In the case at bar the executrix filed exceptions to the claims. No jury was demanded, and the Probate Judge disallowed the exceptions and permitted the executrix to appeal to the “court of her choosing” as heretofore pointed out.

Section 2 of the Acts of 1947 provides:

“Be it further enacted, The County or Probate Court Clerk shall, within ten (10) days after the filing of exceptions to claim, in which matter no jury is demanded, as herein provided, fix a date for the hearing thereof by the Court, and mail notice thereof to the personal rep-, resentative, to the claimant whose claim has been excepted to, and to the party filing the exception. The date so fixed shall be not less than fifteen (15) days after the date of the mailing of such notice, nor more than eleven (11) months after the date of the said notice to creditors. *479The County Court shall hear and determine all issues arising upon all such exceptions.
“No other pleadings shall be required and the testimony may be taken orally or by deposition. A judgment upon the findings of the Court shall he entered in said Court and from the same an appeal may he pei’fected within thirty (30) days from- the date of entry of the judgment, to the Court of Appeals or the Supreme Court, as the case may he.” See also Section 8196.3a, 1951 Cumulative Pocket Supplement to Williams’ Code.
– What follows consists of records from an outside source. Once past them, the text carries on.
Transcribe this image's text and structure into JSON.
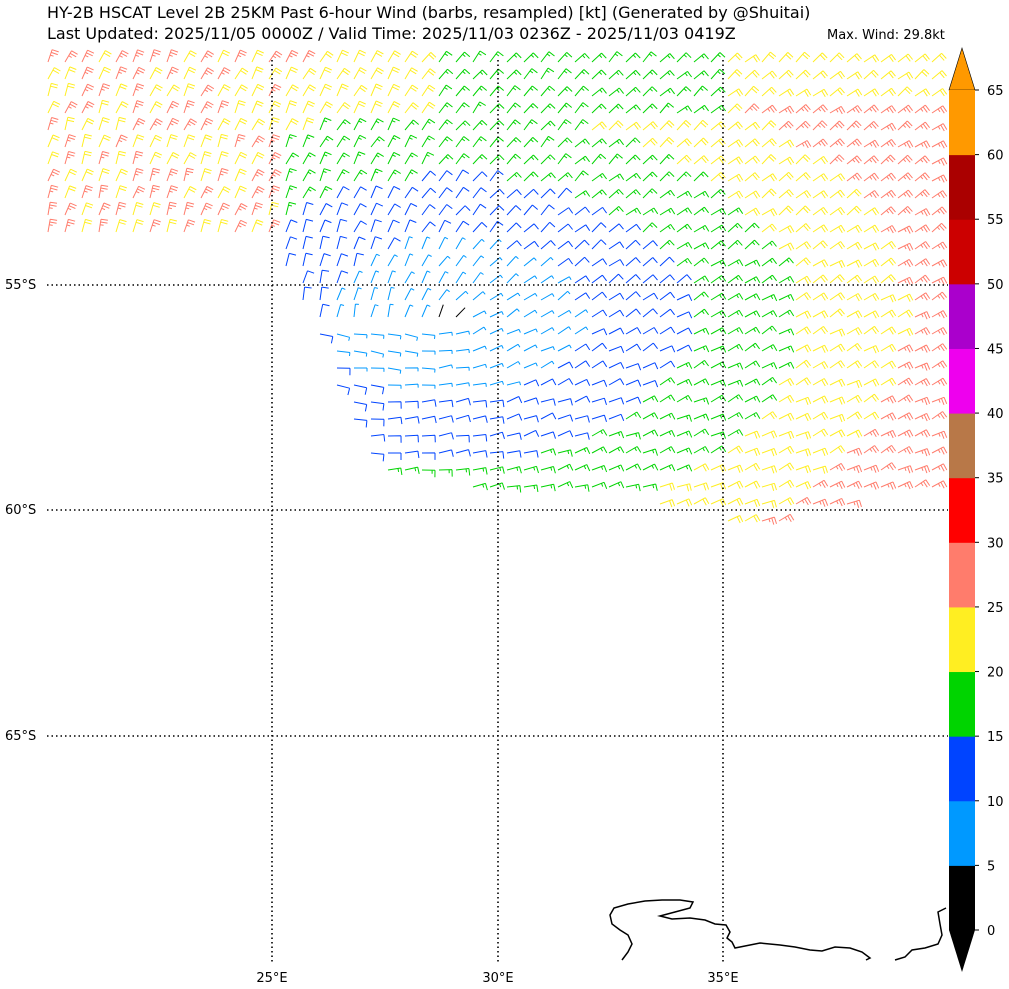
{
  "header": {
    "title_line1": "HY-2B HSCAT Level 2B 25KM Past 6-hour Wind (barbs, resampled) [kt] (Generated by @Shuitai)",
    "title_line2": "Last Updated: 2025/11/05 0000Z / Valid Time: 2025/11/03 0236Z - 2025/11/03 0419Z",
    "max_wind": "Max. Wind: 29.8kt"
  },
  "map": {
    "lat_labels": [
      "55°S",
      "60°S",
      "65°S"
    ],
    "lon_labels": [
      "25°E",
      "30°E",
      "35°E"
    ]
  },
  "colorbar": {
    "unit": "kt",
    "ticks": [
      "0",
      "5",
      "10",
      "15",
      "20",
      "25",
      "30",
      "35",
      "40",
      "45",
      "50",
      "55",
      "60",
      "65"
    ],
    "colors": [
      "#000000",
      "#0099ff",
      "#0044ff",
      "#00d400",
      "#ffee22",
      "#ff7c6c",
      "#ff0000",
      "#b87848",
      "#ee00ee",
      "#aa00cc",
      "#cc0000",
      "#aa0000",
      "#ff9900"
    ]
  }
}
In this case, under the statute, from the final judgment of the Probate Court, the appeal lay “to the Court of Appeals or the Supreme Court, as the case may be.” Supplement to Williams’ Code, Annotated, Section 8196.3a. We construe the meaning of the language “as the case may he” to be equivalent to a provision that the appeal shall lie to this Court or the Court of Appeals, as provided by Code Section 10618, as that Section has been construed by this Court in Gormany v. Ryan, 154 Tenn. 432, 289 S. W. 497; Poston v. Aetna Ins. Co., 183 Tenn. 137, 191 S. W. (2d) 180. Finally, since the Probate Judge in determining the validity of the claims against the estate, decided their merit on the facts without stipulation, the Court of Appeals was the proper forum for the appeal under the foregoing authorities, and the record is transferred to the Court of Appeals for further proceedings consistent with this opinion.